First clinical psychologist to work in Tonga vows not to be the last

Ms Malia 'Alisi Tatafu Vea at her graduation ceremony, December 2022 Ms Malia 'Alisi Tatafu Vea and her daugher, Pote The bilingual book written by Ms Tatafu Vea and her daughter which she hopes will be distributed in Tongan primary schools

Ms Malia ‘Alisi Tatafu Vea is one of a handful of clinical psychologists from Tonga and the only person to have worked in the role, in Tonga.

Since graduating with a Master of Clinical Psychology from the Australian National University (ANU), Ms Tatafu Vea has taken it upon herself to drive change and grow access to mental health services within her homeland.

“My ultimate wish is that psychology could be incorporated into the educational curriculum in Tonga starting from primary schools."

"There is high stigma towards those with mental health issues and even mental health workers in Tonga. The majority of people do not really understand the difference between a psychiatrist and psychologist or the different approaches to treatment."

"To normalise the need for mental health support, I’m aware the greatest impact and quickest changes can occur if we start with educating parents and their children,” Ms Tatafu Vea explained.

With this vision in mind, Ms Tatafu Vea has created a children’s story book that she hopes will be distributed within Tongan schools to support the mental health of young people.

The book, written with her 13-year-old daughter, is about a girl named Pote and her journey towards recovery after witnessing a traumatic event that is comparable to what children in Tonga witnessed in the 2022 Hunga-Tonga-Hunga-Ha’apai volcanic eruption.

“There aren’t any similar books like it, and because it’s bilingual - written in Tongan and English - it will be helpful to so many children who have been psychologically affected."

"My daughter and I were in Tonga when the volcano erupted so we have drawn upon personal experience to create this book. It incorporates the symptoms and signs of anxiety and post-traumatic stress disorder within the story and provides ideas for supporting children to manage their emotions.”

Ms Tatafu Vea’s journey to become a clinical psychologist started at the local private university in Tonga where she completed undergraduate studies, but eventually took her overseas. After completing a Master of Cross Cultural Psychology in New Zealand she returned to practice in Tonga.

“The Ministry of Health created a new position within the hospital for a Clinical Psychologist - prior to my clinical training - and I was able to put all my knowledge to work for the next five years.”

Although she knew she was having a positive impact with her clients, she also realised there were limitations to her knowledge and she was keen to fill the gaps.

“Mental health clients have been my priority, and I knew that the knowledge I would gain by completing a Master of Clinical Psychology would help improve my skills and knowledge to provide the services that my clients deserve,” Ms Tatafu Vea said.

“I felt very fortunate to have been accepted to ANU through the Australia Awards Scholarships for my clinical studies."

"I came to Australia when I was pregnant with my fourth child and although I had many challenges juggling study and personal responsibilities, I felt very supported by the teaching staff and my peers who were understanding of my situation.”

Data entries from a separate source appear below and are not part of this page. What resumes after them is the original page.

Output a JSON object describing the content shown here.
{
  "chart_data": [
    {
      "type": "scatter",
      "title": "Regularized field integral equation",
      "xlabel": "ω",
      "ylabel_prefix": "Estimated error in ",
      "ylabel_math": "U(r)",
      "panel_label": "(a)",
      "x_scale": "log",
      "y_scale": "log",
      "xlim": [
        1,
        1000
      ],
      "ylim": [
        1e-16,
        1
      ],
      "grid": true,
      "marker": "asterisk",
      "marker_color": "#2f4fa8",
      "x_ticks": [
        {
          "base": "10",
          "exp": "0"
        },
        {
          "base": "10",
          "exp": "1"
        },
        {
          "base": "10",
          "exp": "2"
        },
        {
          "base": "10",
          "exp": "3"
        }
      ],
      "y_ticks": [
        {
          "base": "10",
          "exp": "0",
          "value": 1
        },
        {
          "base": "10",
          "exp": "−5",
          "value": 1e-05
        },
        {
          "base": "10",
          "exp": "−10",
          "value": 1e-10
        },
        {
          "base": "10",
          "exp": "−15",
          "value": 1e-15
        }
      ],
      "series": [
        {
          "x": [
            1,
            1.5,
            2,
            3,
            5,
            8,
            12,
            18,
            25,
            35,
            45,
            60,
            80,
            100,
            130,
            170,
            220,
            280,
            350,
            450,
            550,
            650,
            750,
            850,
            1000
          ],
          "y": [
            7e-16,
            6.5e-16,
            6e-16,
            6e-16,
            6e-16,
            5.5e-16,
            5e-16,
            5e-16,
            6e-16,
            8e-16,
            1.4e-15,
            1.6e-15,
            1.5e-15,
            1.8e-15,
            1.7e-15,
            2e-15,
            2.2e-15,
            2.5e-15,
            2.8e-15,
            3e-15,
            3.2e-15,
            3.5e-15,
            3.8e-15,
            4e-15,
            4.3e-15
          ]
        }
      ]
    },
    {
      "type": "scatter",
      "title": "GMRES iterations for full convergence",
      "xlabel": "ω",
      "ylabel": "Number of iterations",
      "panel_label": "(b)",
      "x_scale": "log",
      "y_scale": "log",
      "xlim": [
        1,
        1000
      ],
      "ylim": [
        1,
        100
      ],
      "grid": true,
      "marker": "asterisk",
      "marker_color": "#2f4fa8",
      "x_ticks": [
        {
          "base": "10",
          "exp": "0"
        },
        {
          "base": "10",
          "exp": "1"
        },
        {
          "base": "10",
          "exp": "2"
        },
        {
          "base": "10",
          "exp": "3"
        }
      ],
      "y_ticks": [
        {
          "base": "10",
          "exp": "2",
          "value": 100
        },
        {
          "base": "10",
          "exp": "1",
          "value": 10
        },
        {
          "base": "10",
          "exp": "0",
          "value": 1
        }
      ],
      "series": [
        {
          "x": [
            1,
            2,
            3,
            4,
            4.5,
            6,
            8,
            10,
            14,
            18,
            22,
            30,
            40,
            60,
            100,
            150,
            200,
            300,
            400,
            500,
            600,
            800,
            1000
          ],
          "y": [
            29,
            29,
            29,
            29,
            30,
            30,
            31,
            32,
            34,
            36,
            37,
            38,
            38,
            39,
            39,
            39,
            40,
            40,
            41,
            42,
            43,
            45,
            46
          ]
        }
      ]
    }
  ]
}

After completing her clinical Master’s degree, Ms Tatafu Vea returned to Tonga to practice as a qualified clinical psychologist with the Ministry of Health. To date, she is the only Tongan clinical psychologist to have worked in the country.

Despite everything she has already achieved, Ms Tatafu Vea is just getting started.

Bringing together her expertise in cultural and clinical psychology, and her interest in supporting childhood mental health, she is currently undertaking a PhD in Psychology which will further assist her to implement change in her country.

“I want to create programs that support Tongan parents and children, and one way to do that is through research. Tongans see themselves as unique and different to people from other cultures so I want to understand the values of Tongans and how Tongan parents socialise those values towards their children early in life, ultimately, shaping the people they become.”

She also wants to grow and improve the psychology workforce in Tonga to ensure that evidence-based and culturally appropriate support is available and is working to establish a Psychological Society for Tonga so that guidelines for practising and registration are in place. In addition, she is providing mentorship and advice to the next cohort of Tongan students interested in pursuing a career in psychology.

Ms Tatafu Vea is looking forward to returning to ANU in December 2022 when she will walk across the stage to receive her Master of Clinical Psychology award.